At THATCamp ’08 I learned how to draw a smiley face with a few geometric programming commands.
Dan Chudnov demonstrated how to download Processing, a Java-based environment intended for designers, visual artists, students, and others who want to create something without being full-time professional programmers. Dan’s purpose was to show librarians, scholars, artists, and free-range humanists that getting started with simple programming isn’t as hard as people sometimes think. You don’t have to be a computer scientist or statistician to develop skills that can be directly useful to you. Dan posted a version of what he was demonstrating with the tag “learn2code.”
I’m not a trained programmer, was not new to programming altogether, but was new to Processing, and for a while I didn’t have much reason or time to do more with it. But last winter I found myself highly motivated to spend some of my spare time making sense of tens of thousands of pages of text images from the Internet Archive that were, for my purposes, undifferentiated. The raw, uncorrected OCR was not much help. I wanted to be able to visually scan all of them, start reading some of them, and begin to make some quick, non-exhaustive indexes in preparation for what is now a more intensive full-text grant-funded digitization effort (which I will also be glad to talk about, but that’s another story). I wanted to find out things that just weren’t practical to learn at the scale of dozens of reels of microfilm.
Processing has turned out to be perfect for this. It’s not just good for cartoon faces and artistic and complex data visualizations (though it is excellent for those). It is well suited to bootstrapping little scraps of knowledge into quick cycles of gratifying incremental improvements. I ended up cobbling together a half-dozen relatively simple throwaway tools highly customized to the particular reading and indexing I wanted to do, minimizing keystrokes, maximizing what I could get from the imperfect information available to me, and efficiently recording what I wanted to record while scanning through the material.
Having spent plenty of hours with the clicks, screeches, and blurs of microfilm readers, I can say that being able to fix up your own glorified (silent) virtual microfilm reader with random access is a wonderful thing. (It’s also nice that the images are never reversed because the person before you didn’t rewind to the proper spool.) And immensely better than PDF, too.
At THATCamp I would be glad to demonstrate, and would be interested in talking shop more generally about small quasi-artisanal skills, tools, and tips that help get stuff done — the kind of thing that Bill Turkel and his colleagues have written up in The Programming Historian, but perhaps even more preliminary. How do you get structured information out of a PDF or word processing document, say, and into a database or spreadsheet?

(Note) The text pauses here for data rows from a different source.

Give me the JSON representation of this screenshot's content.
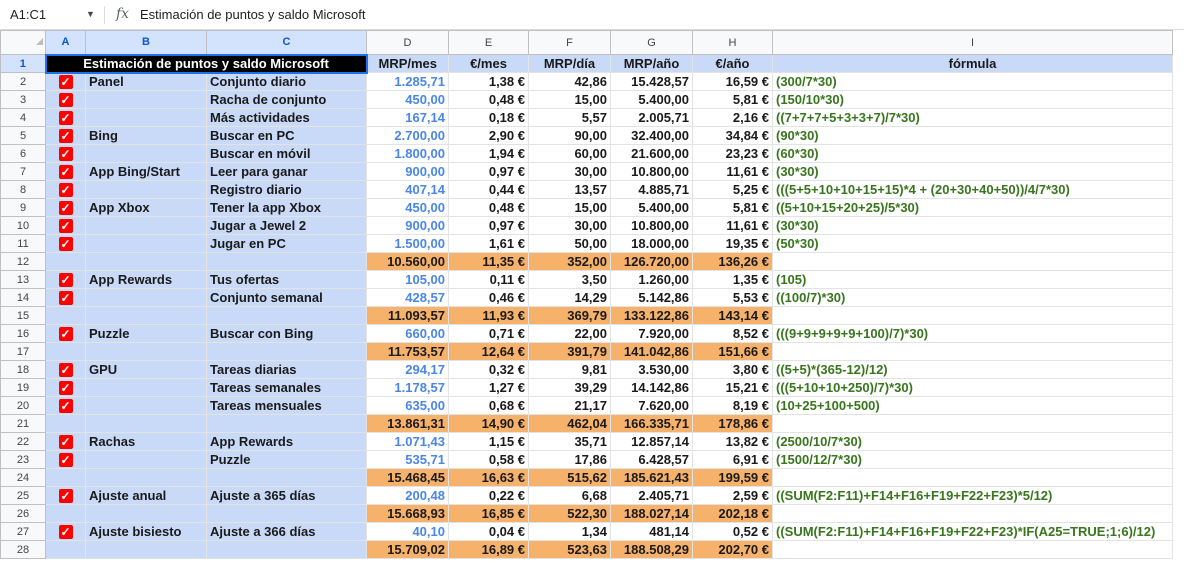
{
  "formula_bar": {
    "name_box": "A1:C1",
    "fx_label": "fx",
    "content": "Estimación de puntos y saldo Microsoft"
  },
  "columns": [
    "A",
    "B",
    "C",
    "D",
    "E",
    "F",
    "G",
    "H",
    "I"
  ],
  "rows": [
    {
      "n": "1",
      "b": "",
      "c": "",
      "title": "Estimación de puntos y saldo Microsoft",
      "d": "MRP/mes",
      "e": "€/mes",
      "f": "MRP/día",
      "g": "MRP/año",
      "h": "€/año",
      "i": "fórmula",
      "kind": "header"
    },
    {
      "n": "2",
      "check": true,
      "b": "Panel",
      "c": "Conjunto diario",
      "d": "1.285,71",
      "e": "1,38 €",
      "f": "42,86",
      "g": "15.428,57",
      "h": "16,59 €",
      "i": "(300/7*30)",
      "kind": "data"
    },
    {
      "n": "3",
      "check": true,
      "b": "",
      "c": "Racha de conjunto",
      "d": "450,00",
      "e": "0,48 €",
      "f": "15,00",
      "g": "5.400,00",
      "h": "5,81 €",
      "i": "(150/10*30)",
      "kind": "data"
    },
    {
      "n": "4",
      "check": true,
      "b": "",
      "c": "Más actividades",
      "d": "167,14",
      "e": "0,18 €",
      "f": "5,57",
      "g": "2.005,71",
      "h": "2,16 €",
      "i": "((7+7+7+5+3+3+7)/7*30)",
      "kind": "data"
    },
    {
      "n": "5",
      "check": true,
      "b": "Bing",
      "c": "Buscar en PC",
      "d": "2.700,00",
      "e": "2,90 €",
      "f": "90,00",
      "g": "32.400,00",
      "h": "34,84 €",
      "i": "(90*30)",
      "kind": "data"
    },
    {
      "n": "6",
      "check": true,
      "b": "",
      "c": "Buscar en móvil",
      "d": "1.800,00",
      "e": "1,94 €",
      "f": "60,00",
      "g": "21.600,00",
      "h": "23,23 €",
      "i": "(60*30)",
      "kind": "data"
    },
    {
      "n": "7",
      "check": true,
      "b": "App Bing/Start",
      "c": "Leer para ganar",
      "d": "900,00",
      "e": "0,97 €",
      "f": "30,00",
      "g": "10.800,00",
      "h": "11,61 €",
      "i": "(30*30)",
      "kind": "data"
    },
    {
      "n": "8",
      "check": true,
      "b": "",
      "c": "Registro diario",
      "d": "407,14",
      "e": "0,44 €",
      "f": "13,57",
      "g": "4.885,71",
      "h": "5,25 €",
      "i": "(((5+5+10+10+15+15)*4 + (20+30+40+50))/4/7*30)",
      "kind": "data"
    },
    {
      "n": "9",
      "check": true,
      "b": "App Xbox",
      "c": "Tener la app Xbox",
      "d": "450,00",
      "e": "0,48 €",
      "f": "15,00",
      "g": "5.400,00",
      "h": "5,81 €",
      "i": "((5+10+15+20+25)/5*30)",
      "kind": "data"
    },
    {
      "n": "10",
      "check": true,
      "b": "",
      "c": "Jugar a Jewel 2",
      "d": "900,00",
      "e": "0,97 €",
      "f": "30,00",
      "g": "10.800,00",
      "h": "11,61 €",
      "i": "(30*30)",
      "kind": "data"
    },
    {
      "n": "11",
      "check": true,
      "b": "",
      "c": "Jugar en PC",
      "d": "1.500,00",
      "e": "1,61 €",
      "f": "50,00",
      "g": "18.000,00",
      "h": "19,35 €",
      "i": "(50*30)",
      "kind": "data"
    },
    {
      "n": "12",
      "check": false,
      "b": "",
      "c": "",
      "d": "10.560,00",
      "e": "11,35 €",
      "f": "352,00",
      "g": "126.720,00",
      "h": "136,26 €",
      "i": "",
      "kind": "total"
    },
    {
      "n": "13",
      "check": true,
      "b": "App Rewards",
      "c": "Tus ofertas",
      "d": "105,00",
      "e": "0,11 €",
      "f": "3,50",
      "g": "1.260,00",
      "h": "1,35 €",
      "i": "(105)",
      "kind": "data"
    },
    {
      "n": "14",
      "check": true,
      "b": "",
      "c": "Conjunto semanal",
      "d": "428,57",
      "e": "0,46 €",
      "f": "14,29",
      "g": "5.142,86",
      "h": "5,53 €",
      "i": "((100/7)*30)",
      "kind": "data"
    },
    {
      "n": "15",
      "check": false,
      "b": "",
      "c": "",
      "d": "11.093,57",
      "e": "11,93 €",
      "f": "369,79",
      "g": "133.122,86",
      "h": "143,14 €",
      "i": "",
      "kind": "total"
    },
    {
      "n": "16",
      "check": true,
      "b": "Puzzle",
      "c": "Buscar con Bing",
      "d": "660,00",
      "e": "0,71 €",
      "f": "22,00",
      "g": "7.920,00",
      "h": "8,52 €",
      "i": "(((9+9+9+9+9+100)/7)*30)",
      "kind": "data"
    },
    {
      "n": "17",
      "check": false,
      "b": "",
      "c": "",
      "d": "11.753,57",
      "e": "12,64 €",
      "f": "391,79",
      "g": "141.042,86",
      "h": "151,66 €",
      "i": "",
      "kind": "total"
    },
    {
      "n": "18",
      "check": true,
      "b": "GPU",
      "c": "Tareas diarias",
      "d": "294,17",
      "e": "0,32 €",
      "f": "9,81",
      "g": "3.530,00",
      "h": "3,80 €",
      "i": "((5+5)*(365-12)/12)",
      "kind": "data"
    },
    {
      "n": "19",
      "check": true,
      "b": "",
      "c": "Tareas semanales",
      "d": "1.178,57",
      "e": "1,27 €",
      "f": "39,29",
      "g": "14.142,86",
      "h": "15,21 €",
      "i": "(((5+10+10+250)/7)*30)",
      "kind": "data"
    },
    {
      "n": "20",
      "check": true,
      "b": "",
      "c": "Tareas mensuales",
      "d": "635,00",
      "e": "0,68 €",
      "f": "21,17",
      "g": "7.620,00",
      "h": "8,19 €",
      "i": "(10+25+100+500)",
      "kind": "data"
    },
    {
      "n": "21",
      "check": false,
      "b": "",
      "c": "",
      "d": "13.861,31",
      "e": "14,90 €",
      "f": "462,04",
      "g": "166.335,71",
      "h": "178,86 €",
      "i": "",
      "kind": "total"
    },
    {
      "n": "22",
      "check": true,
      "b": "Rachas",
      "c": "App Rewards",
      "d": "1.071,43",
      "e": "1,15 €",
      "f": "35,71",
      "g": "12.857,14",
      "h": "13,82 €",
      "i": "(2500/10/7*30)",
      "kind": "data"
    },
    {
      "n": "23",
      "check": true,
      "b": "",
      "c": "Puzzle",
      "d": "535,71",
      "e": "0,58 €",
      "f": "17,86",
      "g": "6.428,57",
      "h": "6,91 €",
      "i": "(1500/12/7*30)",
      "kind": "data"
    },
    {
      "n": "24",
      "check": false,
      "b": "",
      "c": "",
      "d": "15.468,45",
      "e": "16,63 €",
      "f": "515,62",
      "g": "185.621,43",
      "h": "199,59 €",
      "i": "",
      "kind": "total"
    },
    {
      "n": "25",
      "check": true,
      "b": "Ajuste anual",
      "c": "Ajuste a 365 días",
      "d": "200,48",
      "e": "0,22 €",
      "f": "6,68",
      "g": "2.405,71",
      "h": "2,59 €",
      "i": "((SUM(F2:F11)+F14+F16+F19+F22+F23)*5/12)",
      "kind": "data"
    },
    {
      "n": "26",
      "check": false,
      "b": "",
      "c": "",
      "d": "15.668,93",
      "e": "16,85 €",
      "f": "522,30",
      "g": "188.027,14",
      "h": "202,18 €",
      "i": "",
      "kind": "total"
    },
    {
      "n": "27",
      "check": true,
      "b": "Ajuste bisiesto",
      "c": "Ajuste a 366 días",
      "d": "40,10",
      "e": "0,04 €",
      "f": "1,34",
      "g": "481,14",
      "h": "0,52 €",
      "i": "((SUM(F2:F11)+F14+F16+F19+F22+F23)*IF(A25=TRUE;1;6)/12)",
      "kind": "data"
    },
    {
      "n": "28",
      "check": false,
      "b": "",
      "c": "",
      "d": "15.709,02",
      "e": "16,89 €",
      "f": "523,63",
      "g": "188.508,29",
      "h": "202,70 €",
      "i": "",
      "kind": "total"
    }
  ],
  "colors": {
    "checkbox": "#ff0000",
    "total_fill": "#f6b26b",
    "label_fill": "#c9daf8",
    "mrp_text": "#4a86e8",
    "formula_text": "#38761d"
  }
}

Lots of “traditional humanists,” scholars and librarians, face this kind of problem. Maybe sometimes student labor can be applied, or professional programmers can help, if the task warrants and resources permit. But there is a lot of work that is big enough to be discouragingly inefficient with what may pass for standard methods (whether note cards or word processing tools), and small enough not to be worth the effort of seeking funding or navigating bureaucracy. There are many people in the humanities who would benefit from understanding the possibilities of computationally-assisted grunt work. Like artificial lighting, some tools just make it easier to read what in principle you could have found some other way to read anyway. But the conditions of work can have a considerable influence on what actually gets done.
More abstractly and speculatively, it would be interesting to talk about efficiencies of reading and scale. Digital tools are far from the first to address and exacerbate the problem that there is far more to be read and mapped out than any single person can cope with in a lifetime. Economies of effort and attention in relation to intellectual and social benefit have long shaped what questions can be asked and do get asked, and to some extent what questions can even be imagined. Digital tools can change these economies, although not in deterministically progressive ways. Particular digital applications and practices have all too often introduced obfuscations and inefficiencies that limit what questions can plausibly be asked at least as much as microfilm does. Which is why discussions even of low-level operational methods, and their consequences, can be of value. And where better than THATCamp?